优化前 select a.userid,a.a1,b.b1 from a left join b on a.userid=b.userid
优化后 select if(a.userid like ‘解决倾斜_%’,split(a.userid,‘_’)[1],userid) userid,a.a1,b.b1 --随机组重新合并
from (
 select if(userid<>0,userid,concat(‘解决倾斜_’,userid,‘_’,int(rand()*10))) userid from a --热值拆成随机10组
) a left join (
 select userid from b where userid<>0
union all
 select concat(‘解决倾斜_’,userid,‘_’,grp) userid from (select userid,‘0,1,2,3,4,5,6,7,8,9’ grps from b where userid=0) b lateral view explode(split(grps,‘,’)) xs as grp – 右表同时扩充10组随机值确保join不丢数
) b on a.userid=b.userid

案例9:合唱歌曲会导致用scid取singerid严重发散,带来严重数据倾斜

优化前 select a.userid,b.singerid from 播放流水 a left join 歌曲歌手关系表 b on a.scid=b.scid
优化后

select userid,singerid
from (
 select a.userid,b.singerid_list
 from 播放流水 a left join (
  select scid,concat_ws(‘,’,collect_list(singerid)) singerid_list from 歌曲歌手关系表 group by scid --合唱歌曲的歌手放在一个singerid_list中
 ) b on a.scid=b.scid
) x lateral view explode(split(singerid_list,‘,’)) xs as singerid --关联完后再爆开singerid_list

案例10:求n天留存(n天前的活跃用户,在近7天内还活跃,n=14,30,60,90,180)

优化前 –每个n都执行一次
select count(1)
from (select userid from 活跃流水 where dt=‘ndays_ago’) a
inner join (select userid from 活跃流水 where dt between ‘7days_ago’ and ‘today’ group by userid) b on a.userid=b.userid
优化后

–步骤1只需执行一次,所有n只需执行一次步骤2,只要步骤1足够完善,可以支持后续多种步骤2规则拓展。
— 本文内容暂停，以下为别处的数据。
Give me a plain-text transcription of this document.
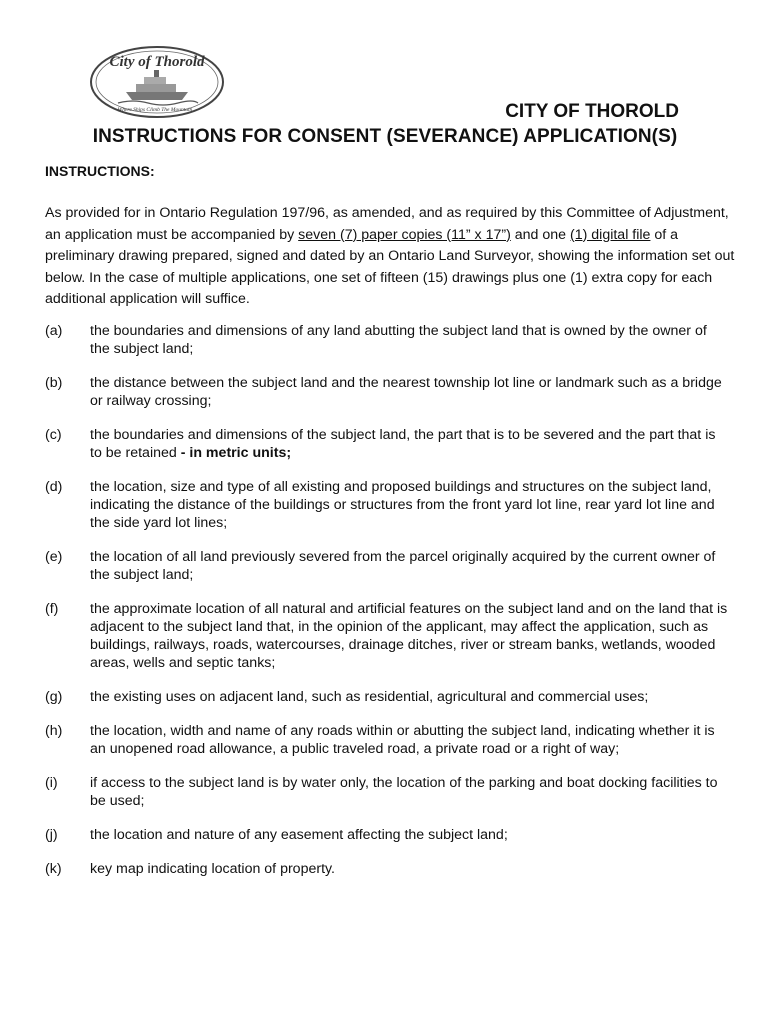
City of Thorold
Where Ships Climb The Mountain...	CITY OF THOROLD
INSTRUCTIONS FOR CONSENT (SEVERANCE) APPLICATION(S)
INSTRUCTIONS:
As provided for in Ontario Regulation 197/96, as amended, and as required by this Committee of Adjustment, an application must be accompanied by seven (7) paper copies (11” x 17”) and one (1) digital file of a preliminary drawing prepared, signed and dated by an Ontario Land Surveyor, showing the information set out below. In the case of multiple applications, one set of fifteen (15) drawings plus one (1) extra copy for each additional application will suffice.
(a)	the boundaries and dimensions of any land abutting the subject land that is owned by the owner of the subject land;
(b)	the distance between the subject land and the nearest township lot line or landmark such as a bridge or railway crossing;
(c)	the boundaries and dimensions of the subject land, the part that is to be severed and the part that is to be retained - in metric units;
(d)	the location, size and type of all existing and proposed buildings and structures on the subject land, indicating the distance of the buildings or structures from the front yard lot line, rear yard lot line and the side yard lot lines;
(e)	the location of all land previously severed from the parcel originally acquired by the current owner of the subject land;
(f)	the approximate location of all natural and artificial features on the subject land and on the land that is adjacent to the subject land that, in the opinion of the applicant, may affect the application, such as buildings, railways, roads, watercourses, drainage ditches, river or stream banks, wetlands, wooded areas, wells and septic tanks;
(g)	the existing uses on adjacent land, such as residential, agricultural and commercial uses;
(h)	the location, width and name of any roads within or abutting the subject land, indicating whether it is an unopened road allowance, a public traveled road, a private road or a right of way;
(i)	if access to the subject land is by water only, the location of the parking and boat docking facilities to be used;
(j)	the location and nature of any easement affecting the subject land;
(k)	key map indicating location of property.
如不用01表示,用活跃度表示,逗号隔开。
步骤1,建历史累计表,用active_his字段记录userid的历史每天活跃情况,0代表不活跃,1代表活跃,最右一位代表当前一天:
dt userid active_his
2023-01-10 1 1111111111111111111111111111111111111111
2023-01-10 2 1100000110000011000001100000110000011000
2023-01-10 3 101
insert overwrite table active_his_table partition (dt=‘today’)
select userid,concat(max(active_his),max(today_flag)) active_his --字符串拼接(太长可截取某个最大长度,避免无限拼接)
from (
 select userid,active_his,‘0’ today_flag from active_his_table where dt=‘yesterday’ --昨日累计结果
union all
 select userid,‘’ active_his,‘1’ today_flag from 活跃流水 where dt=‘today’ --今日增量
) x group by userid

步骤2,用正则表达式匹配,性能非常高效,哪怕有些过分的逻辑,也可制定强大的正则表达式。有新需求拓展,加一个正则表达式可立即出数:
select count(1) from active_his_table where dt=‘today’ and active_his rlike ‘1.{23}(?=0*1).{7}$’ --(30天前的活跃用户,在近7天内还活跃)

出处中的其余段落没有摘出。